Remit and role of the Quality Assurance Agency
Chapter 4 Section 2

Recommendations: 24, 25, 26, 69

Recommendation 24:

We recommend that the representative bodies and Funding Bodies amend the remit of the Quality Assurance Agency to include:

  • quality assurance and public information;

  • standards verification;

  • the maintenance of the qualifications framework;

  • a requirement that the arrangements for these are encompassed in a code of practice which every institution should be required formally to adopt, by 2001/02, as a condition of public funding.

4.3 The higher education representative bodies have agreed that the Quality Assurance Agency (QAA)’s remit will extend to quality assurance, the provision of public information to students, parents and employers, verifying standards and maintaining the qualifications framework. The Agency intends to develop codes of practice on a number of aspects of quality and standards.

Recommendation 25:

We recommend to the Quality Assurance Agency that its early work should include:

  • to work with institutions to establish small, expert teams to provide benchmark information on standards, in particular threshold standards, operating within the framework of qualifications, and completing the task by 2000;

  • to work with universities and other degree-awarding institutions to create, within three years, a UK-wide pool of academic staff recognised by the Quality Assurance Agency, from which institutions must select external examiners;

  • to develop a fair and robust system for complaints relating to educational provision;

  • to review the arrangements in place for granting degree-awarding powers.

4.4 Among the QAA’s early priorities will be working with academic subject groups - including employer and other stakeholder representatives - to define standards, including threshold standards, and provide benchmark information. The QAA will also be consulting on plans to create a pool of recognised external examiners, with an extended role in assuring standards. The QAA intends to follow up serious problems over educational provision or standards, though the primary responsibility for acting on individual complaints should continue to rest with the institution concerned. (See also response to Recommendation 60, Chapter 9, para 9.8.)

4.5 The Funding Councils will retain a statutory duty to ensure that public funds are well spent, and that the quality of teaching and learning is maintained and improved. The future quality assurance regime must allow this duty to be discharged, and must provide public information about the quality of teaching and learning to students, employers and other stakeholders. Trials of the new system are due to begin in Scotland and Wales in 1998.

4.6 The Government agrees that the early work of the QAA should include a review of the arrangements for granting degree-awarding powers. These also have implications for the criteria for awarding university status, which is discussed in the response to Recommendation 63 (Chapter 9, para 9.11).

Recommendation 26:

We recommend to the representative bodies and the Funding Bodies that the Board of the Quality Assurance Agency should, as soon as possible, include a student and an international member.

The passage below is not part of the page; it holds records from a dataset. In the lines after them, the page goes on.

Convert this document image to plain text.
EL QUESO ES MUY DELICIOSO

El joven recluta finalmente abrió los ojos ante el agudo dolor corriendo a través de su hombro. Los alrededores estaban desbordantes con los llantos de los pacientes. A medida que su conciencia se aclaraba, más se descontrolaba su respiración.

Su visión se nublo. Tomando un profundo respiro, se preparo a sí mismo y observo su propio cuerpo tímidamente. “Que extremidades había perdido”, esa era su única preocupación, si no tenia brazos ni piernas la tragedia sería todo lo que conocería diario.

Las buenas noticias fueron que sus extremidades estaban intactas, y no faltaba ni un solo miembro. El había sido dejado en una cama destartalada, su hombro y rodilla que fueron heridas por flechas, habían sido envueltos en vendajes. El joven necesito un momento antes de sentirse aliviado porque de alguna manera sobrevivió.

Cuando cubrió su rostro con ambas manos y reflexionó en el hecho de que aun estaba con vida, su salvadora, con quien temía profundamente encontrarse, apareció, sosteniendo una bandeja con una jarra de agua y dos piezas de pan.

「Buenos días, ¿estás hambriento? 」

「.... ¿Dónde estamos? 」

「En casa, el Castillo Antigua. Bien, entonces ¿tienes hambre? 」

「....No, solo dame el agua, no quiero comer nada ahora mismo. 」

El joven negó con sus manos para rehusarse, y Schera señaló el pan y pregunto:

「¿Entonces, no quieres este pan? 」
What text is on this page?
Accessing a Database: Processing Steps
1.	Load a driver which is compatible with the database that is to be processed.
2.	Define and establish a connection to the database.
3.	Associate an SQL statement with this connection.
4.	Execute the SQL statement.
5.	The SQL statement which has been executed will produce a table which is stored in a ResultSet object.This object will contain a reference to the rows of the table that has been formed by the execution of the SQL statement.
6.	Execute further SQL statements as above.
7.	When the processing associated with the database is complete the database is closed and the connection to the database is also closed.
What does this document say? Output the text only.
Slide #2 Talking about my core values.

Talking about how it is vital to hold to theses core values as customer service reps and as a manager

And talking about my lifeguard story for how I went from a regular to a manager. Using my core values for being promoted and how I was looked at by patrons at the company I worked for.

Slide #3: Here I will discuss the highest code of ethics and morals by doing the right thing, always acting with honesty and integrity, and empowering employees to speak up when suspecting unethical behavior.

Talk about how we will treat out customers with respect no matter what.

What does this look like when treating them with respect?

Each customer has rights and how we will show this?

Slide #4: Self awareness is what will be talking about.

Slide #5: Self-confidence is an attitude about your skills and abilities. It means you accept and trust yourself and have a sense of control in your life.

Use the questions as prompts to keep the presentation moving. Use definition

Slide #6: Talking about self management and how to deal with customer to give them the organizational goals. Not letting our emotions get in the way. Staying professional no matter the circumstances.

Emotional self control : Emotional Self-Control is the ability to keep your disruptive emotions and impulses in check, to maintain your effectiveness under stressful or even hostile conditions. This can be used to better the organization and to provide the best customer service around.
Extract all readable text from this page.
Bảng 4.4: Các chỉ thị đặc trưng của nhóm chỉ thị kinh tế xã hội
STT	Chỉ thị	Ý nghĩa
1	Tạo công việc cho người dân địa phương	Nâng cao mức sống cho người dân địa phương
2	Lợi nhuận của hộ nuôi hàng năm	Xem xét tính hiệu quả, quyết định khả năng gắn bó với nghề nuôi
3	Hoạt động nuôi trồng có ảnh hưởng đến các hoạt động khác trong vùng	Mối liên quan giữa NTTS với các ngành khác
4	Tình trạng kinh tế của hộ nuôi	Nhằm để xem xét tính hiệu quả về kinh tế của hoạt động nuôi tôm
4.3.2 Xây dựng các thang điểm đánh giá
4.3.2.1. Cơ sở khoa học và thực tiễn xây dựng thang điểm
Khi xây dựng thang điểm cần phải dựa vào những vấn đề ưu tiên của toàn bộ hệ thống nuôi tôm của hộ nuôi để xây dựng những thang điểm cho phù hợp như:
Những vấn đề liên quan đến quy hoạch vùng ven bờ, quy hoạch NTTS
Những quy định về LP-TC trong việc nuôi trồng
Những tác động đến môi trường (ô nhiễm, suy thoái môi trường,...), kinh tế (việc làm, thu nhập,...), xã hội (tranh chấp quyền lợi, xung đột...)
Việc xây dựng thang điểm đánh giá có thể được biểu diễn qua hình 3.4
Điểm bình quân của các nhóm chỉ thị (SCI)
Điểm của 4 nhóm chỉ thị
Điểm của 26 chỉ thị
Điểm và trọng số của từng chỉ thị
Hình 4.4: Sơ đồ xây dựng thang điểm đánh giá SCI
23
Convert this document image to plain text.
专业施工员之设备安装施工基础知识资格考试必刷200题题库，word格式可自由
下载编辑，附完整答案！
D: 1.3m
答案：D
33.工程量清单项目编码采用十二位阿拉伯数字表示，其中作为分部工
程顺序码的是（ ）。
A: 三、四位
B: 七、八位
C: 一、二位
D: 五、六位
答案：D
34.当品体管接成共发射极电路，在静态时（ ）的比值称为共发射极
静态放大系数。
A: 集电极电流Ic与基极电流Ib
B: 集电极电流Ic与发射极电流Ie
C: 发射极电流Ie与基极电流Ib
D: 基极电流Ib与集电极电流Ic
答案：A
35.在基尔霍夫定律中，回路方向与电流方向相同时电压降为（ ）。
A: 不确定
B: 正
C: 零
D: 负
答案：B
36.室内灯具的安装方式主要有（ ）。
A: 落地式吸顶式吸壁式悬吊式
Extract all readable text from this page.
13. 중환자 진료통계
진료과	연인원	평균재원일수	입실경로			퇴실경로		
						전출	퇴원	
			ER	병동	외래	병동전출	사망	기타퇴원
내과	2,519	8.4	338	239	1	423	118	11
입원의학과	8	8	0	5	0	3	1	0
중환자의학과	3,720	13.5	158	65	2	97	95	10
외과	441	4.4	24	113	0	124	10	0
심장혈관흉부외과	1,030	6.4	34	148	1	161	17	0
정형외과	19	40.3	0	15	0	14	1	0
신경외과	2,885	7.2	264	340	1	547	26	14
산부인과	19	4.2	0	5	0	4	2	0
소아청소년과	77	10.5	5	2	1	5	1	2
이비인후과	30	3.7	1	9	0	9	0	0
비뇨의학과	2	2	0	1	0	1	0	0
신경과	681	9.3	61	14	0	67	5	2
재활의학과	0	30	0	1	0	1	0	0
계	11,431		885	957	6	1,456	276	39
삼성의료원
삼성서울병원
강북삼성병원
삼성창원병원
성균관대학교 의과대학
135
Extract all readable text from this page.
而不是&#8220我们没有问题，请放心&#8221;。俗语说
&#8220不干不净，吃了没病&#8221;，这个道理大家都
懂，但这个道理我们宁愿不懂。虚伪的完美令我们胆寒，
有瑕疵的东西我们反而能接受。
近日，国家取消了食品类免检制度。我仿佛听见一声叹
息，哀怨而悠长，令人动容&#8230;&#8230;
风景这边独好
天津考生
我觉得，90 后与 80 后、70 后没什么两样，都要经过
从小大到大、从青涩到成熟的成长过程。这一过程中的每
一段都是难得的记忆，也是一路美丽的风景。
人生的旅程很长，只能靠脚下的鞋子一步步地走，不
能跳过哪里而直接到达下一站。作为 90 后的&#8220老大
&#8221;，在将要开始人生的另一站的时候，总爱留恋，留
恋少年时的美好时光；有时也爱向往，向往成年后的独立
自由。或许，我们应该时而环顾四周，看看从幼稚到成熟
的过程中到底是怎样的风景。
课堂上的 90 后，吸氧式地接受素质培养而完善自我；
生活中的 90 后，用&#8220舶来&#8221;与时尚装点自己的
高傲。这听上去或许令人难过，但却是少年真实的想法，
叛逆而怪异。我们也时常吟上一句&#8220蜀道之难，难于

4.7 The Government welcomes the intention of the representative bodies and Funding Councils to take action on this recommendation.

Recommendation 69:

We recommend to the Quality Assurance Agency that, as it develops its arrangements, it ensures that these arrangements do not discourage collaboration between institutions.

4.8 The QAA has said that it will ensure that it takes account of the effects of its arrangements on collaboration between institutions, including in developing codes of practice. The Committee’s recommendation on collaborative franchising arrangements is addressed below.